Monday 19 February 2007

Celebrities ...

I have a problem with celebrity. To be more accurate I have a problem with a society obsessed with celebrity. Movie stars, TV stars and sports stars. The weekly magazines are full of them, their eating habits, their dress sense, their unguarded moments. Please! Who cares?

What's even more amazing is people who are now famous ( celebrity ) for being famous. Jade Goody has obviously imploded, in what must be the greatest example of TV irony ever, yet she made a million by appearing in a TV reality show. This is the example that kids want to follow. They want to be on TV, be famous and have their fifteen minutes. Witness the rush to "Media Studies".

We have our sense of worth totally skewed by some of the extraordinary money that some celebrities rake in each year.
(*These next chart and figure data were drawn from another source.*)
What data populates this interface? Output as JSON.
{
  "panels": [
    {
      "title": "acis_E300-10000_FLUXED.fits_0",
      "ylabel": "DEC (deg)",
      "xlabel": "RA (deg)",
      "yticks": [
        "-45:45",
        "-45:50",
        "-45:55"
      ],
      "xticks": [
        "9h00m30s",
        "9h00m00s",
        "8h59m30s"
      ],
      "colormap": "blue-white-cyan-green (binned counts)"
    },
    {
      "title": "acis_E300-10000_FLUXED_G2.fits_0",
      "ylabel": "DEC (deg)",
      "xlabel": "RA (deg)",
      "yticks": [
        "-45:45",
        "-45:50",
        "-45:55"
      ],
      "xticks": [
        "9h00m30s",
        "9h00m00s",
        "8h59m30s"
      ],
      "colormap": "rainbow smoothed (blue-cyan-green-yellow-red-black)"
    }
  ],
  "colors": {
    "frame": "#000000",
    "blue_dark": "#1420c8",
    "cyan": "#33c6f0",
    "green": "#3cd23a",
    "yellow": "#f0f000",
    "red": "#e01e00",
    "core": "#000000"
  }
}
They are just doing a job like every other working person. They are no better or no worse and neither are their opinions, and yet we worship at their altar; hang on every word; bestow them with free gifts for their endorsement;they are our heroes.

Wrong! If you want real heroes look for those people caring for disabled relatives 24 hours a day; NHS staff struggling to look after us with all the paperwork and pressure; teachers trying to educate when kids have no respect. Any chance they'll make the front of Hello or OK magazine? I think not.

Q: How many celebrities does it take to change a lightbulb?
A: 12 on the C list. One is voted off each week after combining the scores of the judging panel and the viewer phone vote, following a series of wacky challenges, until only one remains to be crowned King or Queen of the Socket, change the lightbulb and claim the money for charity, because that's what it's all about really, not the chance to boost a flagging career or the twenty-five grand appearance money.